Thanks for your reaction. In this case I think it’s not a bug in llama.cpp but in the parameters of the Mistral models. The original Mistral models have been trained on 8K context size, see Product | Mistral AI | Open source models .
But when I load a Mistral model, or a finetune of a Mistral model, koboldcpp always reports a trained context size of 32768, like this:
llm_load_print_meta: n_ctx_train = 32768
So llama.cpp (or koboldcpp) just assume that up to 32768 context size, no NTK scaling is needed and they leave the rope freq base at 10000, which I think is correct. I don’t know why the model has this n_ctx_train parameter at 32768 instead of 8192, maybe a mistake?
Very interesting. Well, in hindsight I should’ve noticed but performance did decrease after 8k tokens, but became completely unusable after 10k. I actually am pretty disappointed to still know nothing. No one actually documents what does and doesn’t work and when or how. I can barely find anything about SWA (I know what it is in essence) but no one documents how it works, where and if you can set the window size and whether or not it’s in Ooba’s app.

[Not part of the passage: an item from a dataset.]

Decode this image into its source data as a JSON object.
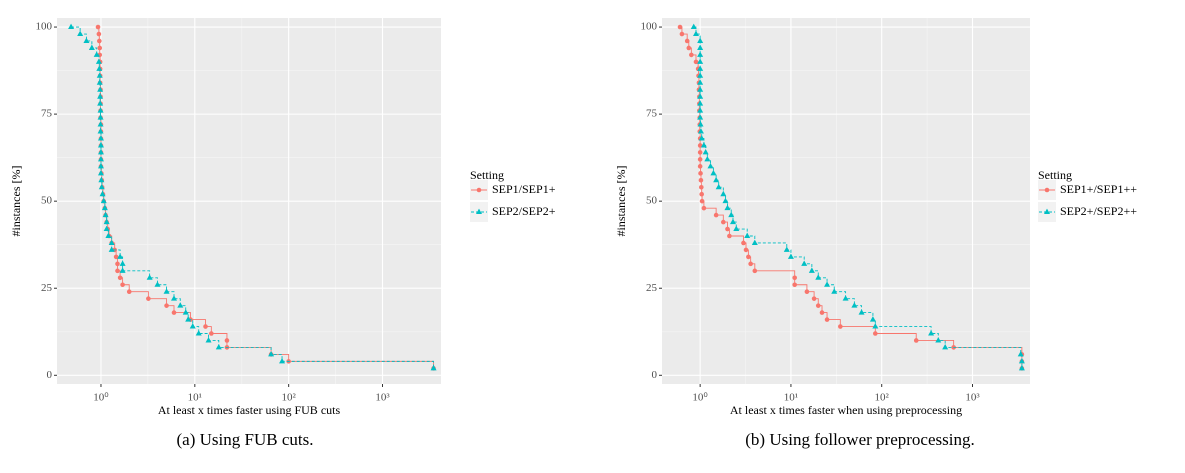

And then there is the problem that I don’t know if it’s supported on AMD cards like you said. Try to look it up, sliding window attention on Google by itself just gives endless pages of “tutorials” and “guides” that don’t tell anything. And combining it with Rocm just gives random results that don’t lead anywhere useful.

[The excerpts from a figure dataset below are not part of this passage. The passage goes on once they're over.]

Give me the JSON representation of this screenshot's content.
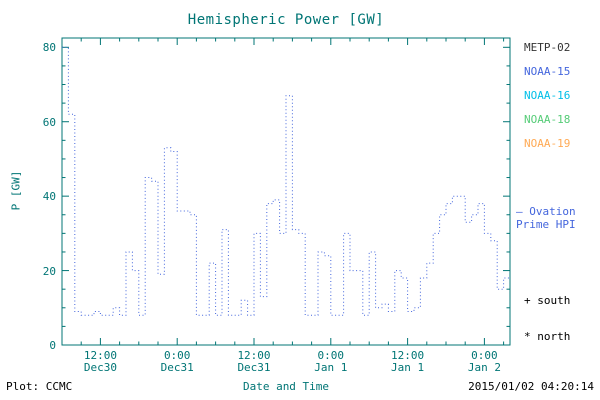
{
  "colors": {
    "frame": "#007575",
    "line": "#4466dd",
    "text": "#000000"
  },
  "legend": {
    "satellites": [
      {
        "label": "METP-02",
        "color": "#333333"
      },
      {
        "label": "NOAA-15",
        "color": "#4466dd"
      },
      {
        "label": "NOAA-16",
        "color": "#00bfe8"
      },
      {
        "label": "NOAA-18",
        "color": "#55cc77"
      },
      {
        "label": "NOAA-19",
        "color": "#ffaa55"
      }
    ],
    "ovation_line1": "— Ovation",
    "ovation_line2": "Prime HPI",
    "south": "+ south",
    "north": "* north"
  },
  "footer": {
    "left": "Plot: CCMC",
    "right": "2015/01/02 04:20:14"
  },
  "chart_data": {
    "type": "line",
    "title": "Hemispheric Power [GW]",
    "xlabel": "Date and Time",
    "ylabel": "P [GW]",
    "ylim": [
      0,
      82.5
    ],
    "yticks": [
      0,
      20,
      40,
      60,
      80
    ],
    "xlim_hours": [
      0,
      70
    ],
    "grid": false,
    "legend_position": "right",
    "xticks": [
      {
        "hour": 6,
        "time": "12:00",
        "date": "Dec30"
      },
      {
        "hour": 18,
        "time": "0:00",
        "date": "Dec31"
      },
      {
        "hour": 30,
        "time": "12:00",
        "date": "Dec31"
      },
      {
        "hour": 42,
        "time": "0:00",
        "date": "Jan 1"
      },
      {
        "hour": 54,
        "time": "12:00",
        "date": "Jan 1"
      },
      {
        "hour": 66,
        "time": "0:00",
        "date": "Jan 2"
      }
    ],
    "series": [
      {
        "name": "Ovation Prime HPI",
        "color": "#4466dd",
        "style": "dotted-step",
        "x": [
          0,
          1,
          2,
          3,
          4,
          5,
          6,
          7,
          8,
          9,
          10,
          11,
          12,
          13,
          14,
          15,
          16,
          17,
          18,
          19,
          20,
          21,
          22,
          23,
          24,
          25,
          26,
          27,
          28,
          29,
          30,
          31,
          32,
          33,
          34,
          35,
          36,
          37,
          38,
          39,
          40,
          41,
          42,
          43,
          44,
          45,
          46,
          47,
          48,
          49,
          50,
          51,
          52,
          53,
          54,
          55,
          56,
          57,
          58,
          59,
          60,
          61,
          62,
          63,
          64,
          65,
          66,
          67,
          68,
          69
        ],
        "y": [
          80,
          62,
          9,
          8,
          8,
          9,
          8,
          8,
          10,
          8,
          25,
          20,
          8,
          45,
          44,
          19,
          53,
          52,
          36,
          36,
          35,
          8,
          8,
          22,
          8,
          31,
          8,
          8,
          12,
          8,
          30,
          13,
          38,
          39,
          30,
          67,
          31,
          30,
          8,
          8,
          25,
          24,
          8,
          8,
          30,
          20,
          20,
          8,
          25,
          10,
          11,
          9,
          20,
          18,
          9,
          10,
          18,
          22,
          30,
          35,
          38,
          40,
          40,
          33,
          35,
          38,
          30,
          28,
          15,
          18
        ]
      }
    ]
  }
}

- I did my best to explain Sliding Window Attention briefly there, so do let me know where my explanation is deficient.
- No, you cannot set the window size and no, it’s not in Oobabooga/text-generation-webui. It’s trained in.
- Well, good luck. AMD doesn’t even support their own cards properly for AI (RoCm support skipped my last card’s generation and the generation before it was only ever in beta support) which is why I finally gave up and switched to team green last year.
I noticed this problem in llama.cpp too. I suspect that it may be because something is not implemented, that is required for Mistral models, e.g. sliding window attention. To confirm that, one can compare outputs from PyTorch with other software. I tried to do it, but PyTorch model runs out of system RAM with ~15k token prompt.
So I did some research and after I while in the rabbit hole I think that sliding window attention is not implemented in ExLlama (or v2) yet, and it is not in the AMD ROCm fork of Flash Attention yet either.
I think that means it’s just unsupported right now. Very unfortunate, but I guess I’ll have to wait. Waiting for support is the price I pay for saving 900 euros on a GPU by not buying a 4090, but a 7900 XTX. I’m fine with that.
I think it really depends on the finetune, for example, Mistral-Instruct is able to summarize or extract information from a 32K context, for writing, you will have to find a finetuned model for that task
That 32k is theoretical. Base mistral hasn’t actually been trained to work with contexts that large. You might want to look at amazon’s finetune of it for long context. https://huggingface.co/amazon/MistralLite
I suspect it’ll amount to trading off quality for size though.